The coalition’s chairwoman, Fatoumatta Tambajang, emerged from hours of a closed-door meeting with President Barrow at State House on Friday, 27 September 2019, with confirmation that its members have granted his wish for a full term.

”On the basis of the non-completion of the reform agenda, we, as a coalition, have decided to extend his [referring to President Barrow] social legitimacy from three years to five years,” Tambajang-Jallow, a former vice president told reporters.

However, the United Democratic Party (UDP), from where Barrow had emerged to be nominated as the coalition’s stand bearer to run for president and the People’s Democratic Organisation for Independence and Socialism (PDOIS), did not take part in the meeting.

Under the Gambian constitution, an elected president is mandated to serve a five-year tenure although the occupant may decide not to go for a full term.

In a campaign promise to Gambians in the run-up to his shock election victory over long-term ruler Yahya Jammeh, President Barrow had promised to occupy the presidency for three years at the head of a transition program after which elections were to be held.

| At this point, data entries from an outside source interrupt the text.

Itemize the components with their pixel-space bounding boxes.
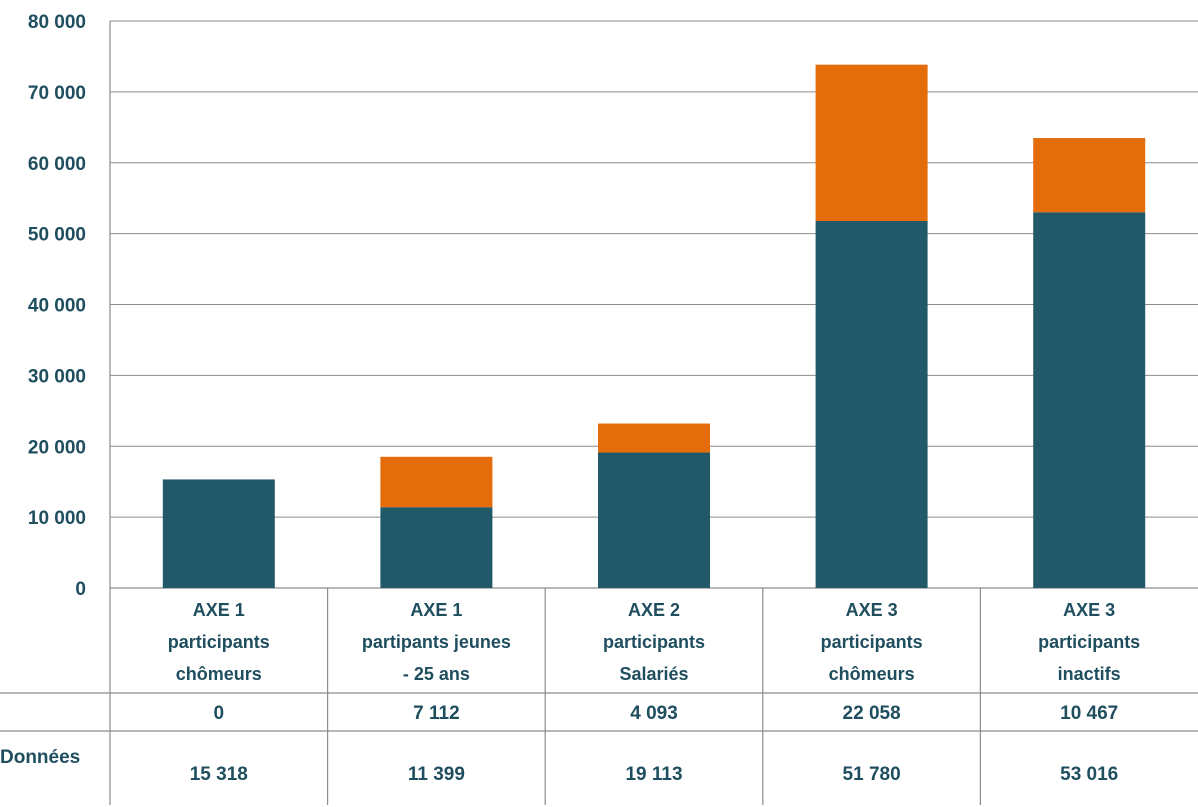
y-tick-label: 20 000 xyxy=(28,437,86,458)
table-row-label: Données xyxy=(0,747,80,768)
bar-segment-series-1 xyxy=(815,221,928,588)
y-tick-label: 30 000 xyxy=(28,366,86,387)
x-category-label: partipants jeunes xyxy=(362,632,511,652)
bar-segment-series-2 xyxy=(1033,138,1146,213)
x-category-label: AXE 3 xyxy=(846,600,898,620)
table-cell-value: 53 016 xyxy=(1060,764,1118,785)
x-category-label: AXE 1 xyxy=(410,600,462,620)
bar-segment-series-1 xyxy=(380,507,493,588)
x-category-label: AXE 2 xyxy=(628,600,680,620)
table-cell-value: 22 058 xyxy=(843,703,901,724)
x-category-label: AXE 1 xyxy=(193,600,245,620)
bar-segment-series-2 xyxy=(380,456,493,508)
bar-segment-series-2 xyxy=(598,423,710,453)
x-category-label: Salariés xyxy=(619,664,688,684)
y-tick-label: 40 000 xyxy=(28,296,86,317)
y-axis-tick-labels: 0 10 000 20 000 30 000 40 000 50 000 60 000 70 … xyxy=(28,12,86,600)
data-table: AXE 1 participants chômeurs 0 15 318 AXE 1 par… xyxy=(0,588,1198,805)
y-tick-label: 70 000 xyxy=(28,83,86,104)
x-category-label: chômeurs xyxy=(829,664,915,684)
x-category-label: chômeurs xyxy=(176,664,262,684)
y-tick-label: 80 000 xyxy=(28,12,86,33)
bar-segment-series-1 xyxy=(1033,212,1146,589)
x-category-label: participants xyxy=(168,632,270,652)
bar-segment-series-1 xyxy=(162,479,275,588)
gridlines xyxy=(109,20,1198,805)
y-tick-label: 10 000 xyxy=(28,508,86,529)
table-cell-value: 0 xyxy=(214,703,225,724)
table-cell-value: 15 318 xyxy=(190,764,248,785)
y-tick-label: 0 xyxy=(75,579,86,600)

There has been unrelenting criticism of Barrow over his later bid to toss aside this election promise in favour of a five-year tenure to the bewilderment of some of his compatriots.

Many Gambians hold that reneging on his promise represents a betrayal of trust which had motivated them to vote for him and end 22 years of Jammeh’s controversial leadership.

However, by granting Barrow his wish, the coalition may hope that it would finally put to rest the vexed question about his time in office.

Through the course of almost three years, this had led to sharp political divisions mirrored by two diametrically opposed forces whose births took inspiration from this dilemma, a local social commentator told the press on condition of anonymity.

The so-called Three Years Jotna Movement’s stated aim is to unseat Barrow by a series of mass disobedience campaigns that encourages civil servants not to report to work for a week next December when the three-year anniversary of his election comes around.

However, another movement backing the president has also come into being to checkmate that.

“Thus, 2 December when Barrow’s election would clock three years sets the stage for confrontation between the two opposing forces with not only Barrow’s presidential longevity at stake but also Gambia’s stability” the commentator warned.